One of the blackface photos, which was taken from the website of the photographer David Leyes, was surfaced by Pusha-T following Drake’s own strikes in “Duppy Freestyle,” a song released on Friday in response to untoward lyrics on Pusha-T’s new album. Old photos have a historical precedent in hip-hop feuds, from Eazy-E using Dr. Dre’s World Class Wreckin’ Cru days against him on album art to Jay-Z’s SummerJam reveal of Prodigy in a childhood dance class.

Mr. Leyes, who did not respond to a request for comment, wrote on Instagram that the image was Drake’s idea and that he was “proud to be part of a strong statement made by a black man” about the culture he is living in.

Drake was also backed up by the Toronto fashion brand Too Black Guys.
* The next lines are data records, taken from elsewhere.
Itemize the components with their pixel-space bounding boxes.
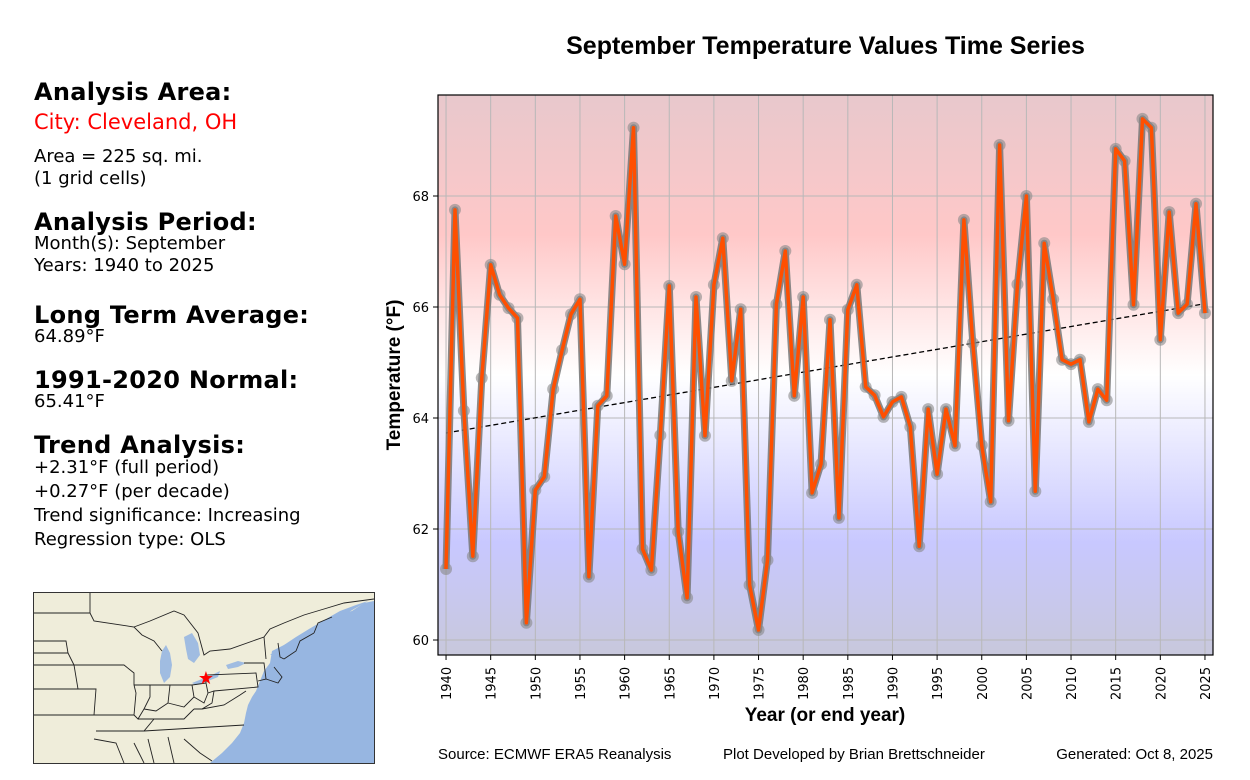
footer-source: Source: ECMWF ERA5 Reanalysis [438,746,672,763]
trend-full-period: +2.31°F (full period) [34,457,220,478]
st-lawrence [270,601,368,655]
y-tick-label: 60 [412,634,429,649]
lake-michigan [160,645,172,683]
x-tick-label: 2010 [1065,667,1080,700]
x-tick-label: 1960 [619,667,634,700]
x-tick-label: 1955 [574,667,589,700]
x-tick-label: 1940 [440,667,455,700]
state-borders [34,593,374,763]
x-tick-label: 1965 [663,667,678,700]
footer-generated: Generated: Oct 8, 2025 [1056,746,1213,763]
x-axis-label: Year (or end year) [745,705,906,726]
analysis-area-heading: Analysis Area: [34,78,232,106]
x-tick-label: 1990 [886,667,901,700]
map-graphic: ★ [34,593,374,763]
data-point [1198,307,1211,320]
x-tick-label: 2005 [1020,667,1035,700]
lake-ontario [226,661,246,669]
area-size: Area = 225 sq. mi. [34,146,203,167]
x-tick-label: 2015 [1110,667,1125,700]
trend-significance: Trend significance: Increasing [34,505,301,526]
normal-value: 65.41°F [34,391,105,412]
y-tick-label: 62 [412,523,429,538]
x-tick-label: 1985 [842,667,857,700]
regression-type: Regression type: OLS [34,529,226,550]
chart-title: September Temperature Values Time Series [566,32,1085,60]
grid-cells: (1 grid cells) [34,168,147,189]
x-tick-label: 1995 [931,667,946,700]
y-tick-label: 68 [412,190,429,205]
ocean [210,601,374,763]
trend-analysis-heading: Trend Analysis: [34,431,246,459]
x-axis-ticks: 1940 1945 1950 1955 1960 1965 1970 1975 1980 1985… [440,655,1214,700]
series-line [444,117,1207,632]
y-axis-label: Temperature (°F) [384,300,405,451]
footer-developer: Plot Developed by Brian Brettschneider [723,746,985,763]
months-label: Month(s): September [34,233,226,254]
y-tick-label: 64 [412,412,429,427]
trend-per-decade: +0.27°F (per decade) [34,481,230,502]
x-tick-label: 1980 [797,667,812,700]
long-term-average-value: 64.89°F [34,326,105,347]
normal-heading: 1991-2020 Normal: [34,366,299,394]
x-tick-label: 2020 [1154,667,1169,700]
city-label: City: Cleveland, OH [34,110,238,134]
x-tick-label: 2025 [1199,667,1214,700]
x-tick-label: 1950 [529,667,544,700]
y-axis-ticks: 60 62 64 66 68 [412,190,438,649]
lake-huron [184,633,200,663]
location-map: ★ [33,592,375,764]
x-tick-label: 2000 [976,667,991,700]
y-tick-label: 66 [412,301,429,316]
series-group [440,112,1211,637]
analysis-period-heading: Analysis Period: [34,208,257,236]
plot-frame [437,94,1214,656]
long-term-average-heading: Long Term Average: [34,301,310,329]
x-tick-label: 1975 [753,667,768,700]
city-marker-star-icon: ★ [198,668,214,689]
x-tick-label: 1970 [708,667,723,700]
years-label: Years: 1940 to 2025 [34,255,215,276]
x-tick-label: 1945 [485,667,500,700]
While some theorized that the blackface was part of an ad campaign for the brand’s satirical Jim Crow Couture/House of Crow collection, which Drake is wearing in the photos, Adrian Aitcheson, the founder of Too Black Guys, said in a statement: “Although this was not an image from any of our photoshoots, we feel that Drake, who is a longtime friend of the brand, was brilliantly illustrating the hypocrisy of the Jim Crow Era.”

“The subtleties of Drake, a young black man, mimicking how white men used to mimic and dehumanize black people may be lost in a rap battle but we should not be distracted from the issues that are still affecting our communities,” he wrote.

Drake’s fifth album, “Scorpion,” is due out in June.